Je forçai sur mes bras et propulsai ma jambe droite avec toutes la grâce dont j'étais capable, c'est-à-dire aucune, pour qu'elle s'agrippe à la branche. Je comprenais mieux pourquoi Lumia avait insisté sur le short, j'aurais eu l'air fine à grimper un arbre en jupe...
Grâce à un effort surhumain, je me trouvais alors à califourchon sur la branche qui semblait heureusement assez résistante pour supporter mes cinquante kilos. Je fermai les yeux et tentai d'arrêter les tremblements qui me parcouraient.
— Deux mètres, c'est drôlement haut, constatai-je. Jamais je ne vais pouvoir aller plus haut...
— Pourtant il va le falloir, se réveilla la voix. Si tu veux un jour sortir d'ici, il faut que tu continues de grimper !
J'étais désespérée. Elle ne devait pas savoir ce que c'était, elle, d'avoir le vertige. Ni d'avoir de la gélatine à la place des muscles.
— J'apprécie beaucoup l'espoir que vous placez en moi, continuai-je, cramponnée à ma branche, les yeux tétanisés par le vide qui leur faisait face, mais je n'suis vraiment pas capable de faire ce que vous me demandez...
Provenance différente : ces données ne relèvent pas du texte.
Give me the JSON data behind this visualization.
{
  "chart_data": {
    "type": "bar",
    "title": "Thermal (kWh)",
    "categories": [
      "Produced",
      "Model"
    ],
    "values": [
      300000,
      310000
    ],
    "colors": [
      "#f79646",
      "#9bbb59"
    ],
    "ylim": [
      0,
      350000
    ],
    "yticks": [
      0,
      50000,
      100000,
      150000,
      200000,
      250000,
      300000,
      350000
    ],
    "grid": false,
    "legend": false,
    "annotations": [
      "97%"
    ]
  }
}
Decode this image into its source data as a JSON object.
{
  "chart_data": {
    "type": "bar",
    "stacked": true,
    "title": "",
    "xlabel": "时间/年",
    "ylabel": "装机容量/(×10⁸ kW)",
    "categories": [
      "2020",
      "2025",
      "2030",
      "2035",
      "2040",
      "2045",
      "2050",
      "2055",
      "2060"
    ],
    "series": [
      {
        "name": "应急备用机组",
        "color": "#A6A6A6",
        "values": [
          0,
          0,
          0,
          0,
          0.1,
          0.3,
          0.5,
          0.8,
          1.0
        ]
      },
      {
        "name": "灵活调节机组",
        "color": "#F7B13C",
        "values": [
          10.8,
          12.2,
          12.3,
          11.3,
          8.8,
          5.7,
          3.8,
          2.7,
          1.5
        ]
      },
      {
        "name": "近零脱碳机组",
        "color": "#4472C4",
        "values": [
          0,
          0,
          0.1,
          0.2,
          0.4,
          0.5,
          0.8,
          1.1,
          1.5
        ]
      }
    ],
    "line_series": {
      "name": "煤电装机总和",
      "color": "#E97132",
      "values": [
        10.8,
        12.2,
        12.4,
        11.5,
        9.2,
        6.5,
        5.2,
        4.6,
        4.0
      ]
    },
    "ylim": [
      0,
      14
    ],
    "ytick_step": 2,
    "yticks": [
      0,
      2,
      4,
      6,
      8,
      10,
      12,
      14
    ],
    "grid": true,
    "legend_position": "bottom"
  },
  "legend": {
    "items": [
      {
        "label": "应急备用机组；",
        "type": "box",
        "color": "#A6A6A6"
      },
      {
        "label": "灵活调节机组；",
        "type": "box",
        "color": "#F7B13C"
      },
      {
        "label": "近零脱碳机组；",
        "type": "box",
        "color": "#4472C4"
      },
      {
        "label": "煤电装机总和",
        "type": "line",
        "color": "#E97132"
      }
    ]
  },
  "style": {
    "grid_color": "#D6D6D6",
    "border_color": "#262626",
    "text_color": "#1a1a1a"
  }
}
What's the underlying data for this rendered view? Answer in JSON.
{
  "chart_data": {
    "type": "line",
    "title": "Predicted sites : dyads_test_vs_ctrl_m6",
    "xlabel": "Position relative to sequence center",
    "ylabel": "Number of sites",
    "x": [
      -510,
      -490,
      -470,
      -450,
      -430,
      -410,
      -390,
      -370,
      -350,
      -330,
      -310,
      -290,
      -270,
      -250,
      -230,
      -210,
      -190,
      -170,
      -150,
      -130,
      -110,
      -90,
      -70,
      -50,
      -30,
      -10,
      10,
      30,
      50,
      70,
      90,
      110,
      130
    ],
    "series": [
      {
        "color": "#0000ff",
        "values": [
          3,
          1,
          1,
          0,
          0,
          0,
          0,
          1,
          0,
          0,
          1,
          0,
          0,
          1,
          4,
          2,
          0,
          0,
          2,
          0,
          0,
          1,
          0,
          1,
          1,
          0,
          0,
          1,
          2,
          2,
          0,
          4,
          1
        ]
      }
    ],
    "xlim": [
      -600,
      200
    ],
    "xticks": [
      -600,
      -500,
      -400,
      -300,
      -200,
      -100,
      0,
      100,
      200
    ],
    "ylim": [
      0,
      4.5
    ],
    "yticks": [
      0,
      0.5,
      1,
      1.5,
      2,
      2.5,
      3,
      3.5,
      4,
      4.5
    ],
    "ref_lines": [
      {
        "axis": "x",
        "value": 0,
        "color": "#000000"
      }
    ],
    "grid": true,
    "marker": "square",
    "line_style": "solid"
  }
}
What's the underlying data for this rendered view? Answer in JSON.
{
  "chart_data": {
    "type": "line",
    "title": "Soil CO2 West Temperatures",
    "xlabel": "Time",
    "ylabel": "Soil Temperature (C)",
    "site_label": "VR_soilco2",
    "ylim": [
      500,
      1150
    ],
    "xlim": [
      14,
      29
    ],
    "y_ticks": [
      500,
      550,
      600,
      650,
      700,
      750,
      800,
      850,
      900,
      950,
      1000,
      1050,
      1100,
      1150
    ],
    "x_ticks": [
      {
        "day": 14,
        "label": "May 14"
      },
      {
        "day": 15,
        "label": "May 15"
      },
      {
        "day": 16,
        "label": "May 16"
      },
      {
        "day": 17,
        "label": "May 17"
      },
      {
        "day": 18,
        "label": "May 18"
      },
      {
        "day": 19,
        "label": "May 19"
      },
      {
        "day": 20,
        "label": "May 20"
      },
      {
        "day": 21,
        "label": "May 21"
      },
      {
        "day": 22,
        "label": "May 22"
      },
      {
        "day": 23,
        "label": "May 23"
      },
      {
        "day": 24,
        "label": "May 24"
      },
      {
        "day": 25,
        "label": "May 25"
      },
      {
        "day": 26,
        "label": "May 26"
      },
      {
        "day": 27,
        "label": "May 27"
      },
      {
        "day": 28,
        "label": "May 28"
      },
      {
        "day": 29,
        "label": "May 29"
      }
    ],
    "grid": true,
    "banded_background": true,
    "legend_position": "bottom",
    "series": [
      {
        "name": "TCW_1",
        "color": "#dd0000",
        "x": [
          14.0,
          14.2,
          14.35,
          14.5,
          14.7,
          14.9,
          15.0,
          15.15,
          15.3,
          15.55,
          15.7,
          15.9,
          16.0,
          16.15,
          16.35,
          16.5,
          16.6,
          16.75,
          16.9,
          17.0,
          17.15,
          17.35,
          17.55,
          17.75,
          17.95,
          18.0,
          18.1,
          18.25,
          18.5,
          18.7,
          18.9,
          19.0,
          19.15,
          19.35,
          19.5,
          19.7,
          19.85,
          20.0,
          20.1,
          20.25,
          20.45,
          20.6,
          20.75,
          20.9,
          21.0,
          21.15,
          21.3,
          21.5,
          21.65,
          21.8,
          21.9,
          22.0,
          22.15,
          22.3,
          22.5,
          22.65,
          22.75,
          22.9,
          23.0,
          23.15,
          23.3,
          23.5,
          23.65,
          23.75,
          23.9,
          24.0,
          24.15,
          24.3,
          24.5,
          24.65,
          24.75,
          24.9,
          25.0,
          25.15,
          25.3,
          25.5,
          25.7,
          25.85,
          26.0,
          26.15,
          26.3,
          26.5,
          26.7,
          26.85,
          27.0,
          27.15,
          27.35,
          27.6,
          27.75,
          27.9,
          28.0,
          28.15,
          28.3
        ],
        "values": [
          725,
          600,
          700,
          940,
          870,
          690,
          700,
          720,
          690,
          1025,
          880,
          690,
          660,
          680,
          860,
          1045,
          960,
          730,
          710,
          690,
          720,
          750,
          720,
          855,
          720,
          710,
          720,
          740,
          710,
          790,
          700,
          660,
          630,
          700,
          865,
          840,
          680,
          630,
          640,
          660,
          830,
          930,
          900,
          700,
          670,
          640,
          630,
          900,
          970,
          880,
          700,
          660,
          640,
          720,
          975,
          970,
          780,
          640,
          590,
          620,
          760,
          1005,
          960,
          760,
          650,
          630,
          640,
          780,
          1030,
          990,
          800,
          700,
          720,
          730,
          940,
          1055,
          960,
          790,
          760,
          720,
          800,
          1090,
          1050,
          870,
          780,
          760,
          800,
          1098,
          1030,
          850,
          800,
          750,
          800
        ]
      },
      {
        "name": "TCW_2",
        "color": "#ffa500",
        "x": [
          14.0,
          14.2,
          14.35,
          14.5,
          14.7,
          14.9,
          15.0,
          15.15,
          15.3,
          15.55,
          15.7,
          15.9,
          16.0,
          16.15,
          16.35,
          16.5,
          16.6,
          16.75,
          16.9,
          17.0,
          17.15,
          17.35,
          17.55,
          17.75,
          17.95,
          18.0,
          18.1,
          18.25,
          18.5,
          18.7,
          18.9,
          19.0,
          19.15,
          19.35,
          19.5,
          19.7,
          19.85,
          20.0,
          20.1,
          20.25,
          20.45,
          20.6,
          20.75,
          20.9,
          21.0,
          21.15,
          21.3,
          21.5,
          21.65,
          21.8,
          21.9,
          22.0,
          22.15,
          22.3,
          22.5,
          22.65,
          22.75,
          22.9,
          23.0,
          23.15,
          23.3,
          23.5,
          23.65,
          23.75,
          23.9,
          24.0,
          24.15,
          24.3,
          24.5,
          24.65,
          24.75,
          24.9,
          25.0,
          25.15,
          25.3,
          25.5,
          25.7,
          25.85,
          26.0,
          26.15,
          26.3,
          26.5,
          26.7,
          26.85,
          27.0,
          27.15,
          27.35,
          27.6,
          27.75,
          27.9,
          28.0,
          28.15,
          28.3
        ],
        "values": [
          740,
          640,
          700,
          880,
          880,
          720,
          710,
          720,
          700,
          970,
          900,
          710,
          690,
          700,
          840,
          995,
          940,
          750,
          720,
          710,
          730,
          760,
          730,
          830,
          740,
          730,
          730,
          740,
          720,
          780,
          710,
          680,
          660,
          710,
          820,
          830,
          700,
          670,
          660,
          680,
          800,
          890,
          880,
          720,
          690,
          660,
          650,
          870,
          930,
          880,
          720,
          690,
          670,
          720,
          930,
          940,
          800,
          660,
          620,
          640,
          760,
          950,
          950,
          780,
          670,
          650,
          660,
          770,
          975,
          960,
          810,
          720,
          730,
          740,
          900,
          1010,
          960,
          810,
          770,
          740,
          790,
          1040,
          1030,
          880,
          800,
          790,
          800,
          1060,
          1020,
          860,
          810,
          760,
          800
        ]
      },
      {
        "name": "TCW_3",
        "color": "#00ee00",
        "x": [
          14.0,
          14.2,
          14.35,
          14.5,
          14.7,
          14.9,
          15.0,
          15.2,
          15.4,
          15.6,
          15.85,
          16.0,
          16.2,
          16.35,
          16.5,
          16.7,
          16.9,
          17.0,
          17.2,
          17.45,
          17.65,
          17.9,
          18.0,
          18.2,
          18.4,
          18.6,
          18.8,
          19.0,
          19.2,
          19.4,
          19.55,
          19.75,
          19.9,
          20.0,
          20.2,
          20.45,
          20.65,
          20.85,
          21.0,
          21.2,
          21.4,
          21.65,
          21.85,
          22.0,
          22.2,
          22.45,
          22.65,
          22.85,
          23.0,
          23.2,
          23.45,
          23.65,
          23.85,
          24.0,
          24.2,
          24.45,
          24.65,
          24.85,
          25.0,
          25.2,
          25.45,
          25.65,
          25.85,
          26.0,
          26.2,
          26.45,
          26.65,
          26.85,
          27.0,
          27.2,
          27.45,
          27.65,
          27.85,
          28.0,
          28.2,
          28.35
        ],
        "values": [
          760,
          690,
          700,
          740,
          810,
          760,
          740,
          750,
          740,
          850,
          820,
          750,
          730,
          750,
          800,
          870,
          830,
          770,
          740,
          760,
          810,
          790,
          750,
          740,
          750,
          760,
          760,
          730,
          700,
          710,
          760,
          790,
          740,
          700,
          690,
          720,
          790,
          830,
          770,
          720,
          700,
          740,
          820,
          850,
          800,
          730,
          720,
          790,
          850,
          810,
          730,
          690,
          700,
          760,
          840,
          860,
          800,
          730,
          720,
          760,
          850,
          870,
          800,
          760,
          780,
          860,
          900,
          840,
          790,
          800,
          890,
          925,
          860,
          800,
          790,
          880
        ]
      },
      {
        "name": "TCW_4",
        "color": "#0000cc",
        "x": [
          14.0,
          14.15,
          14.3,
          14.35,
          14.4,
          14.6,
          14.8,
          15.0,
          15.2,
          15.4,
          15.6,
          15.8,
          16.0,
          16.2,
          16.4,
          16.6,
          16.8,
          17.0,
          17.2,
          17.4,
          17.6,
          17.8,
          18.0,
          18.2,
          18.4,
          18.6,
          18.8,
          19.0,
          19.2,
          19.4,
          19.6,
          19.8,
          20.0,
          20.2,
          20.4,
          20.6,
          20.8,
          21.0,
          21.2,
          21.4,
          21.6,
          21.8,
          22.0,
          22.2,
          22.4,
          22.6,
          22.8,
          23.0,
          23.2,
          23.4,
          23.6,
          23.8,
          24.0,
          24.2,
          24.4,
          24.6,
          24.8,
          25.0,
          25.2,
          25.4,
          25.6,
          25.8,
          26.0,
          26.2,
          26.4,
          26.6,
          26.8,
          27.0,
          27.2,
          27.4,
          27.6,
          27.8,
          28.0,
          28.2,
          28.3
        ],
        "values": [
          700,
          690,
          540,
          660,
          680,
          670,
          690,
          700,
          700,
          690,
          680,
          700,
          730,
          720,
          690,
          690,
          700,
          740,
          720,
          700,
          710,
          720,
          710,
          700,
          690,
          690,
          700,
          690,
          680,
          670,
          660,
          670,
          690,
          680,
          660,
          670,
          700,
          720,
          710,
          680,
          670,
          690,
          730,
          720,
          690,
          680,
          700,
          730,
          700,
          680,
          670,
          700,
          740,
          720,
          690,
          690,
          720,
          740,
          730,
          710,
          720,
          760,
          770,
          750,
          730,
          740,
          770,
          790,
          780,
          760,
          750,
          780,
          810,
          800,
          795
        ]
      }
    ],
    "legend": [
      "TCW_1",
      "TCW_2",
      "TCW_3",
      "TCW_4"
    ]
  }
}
Soudain j'entendis un craquement, puis un cri. Un horrible cri envahissant chaque espace. Et là, sous mes yeux effrayés, entre les branches de l'arbre, le sol se troubla, changea de couleur et se mua en une sorte de grande flaque d'eau sur laquelle des images prenaient vie. Lorsque je réalisai qui se trouvait représenté par l'écran, je faillis perdre l'équilibre.
Amy était là, devant moi. Ses grands yeux bleus aussi écarquillés que les miens semblaient refléter toute l'incompréhension et l'inquiétude que je ressentais depuis mon réveil la veille. Ils englobaient tout, j'aurais pu m'y noyer. Mon cœur rata un battement.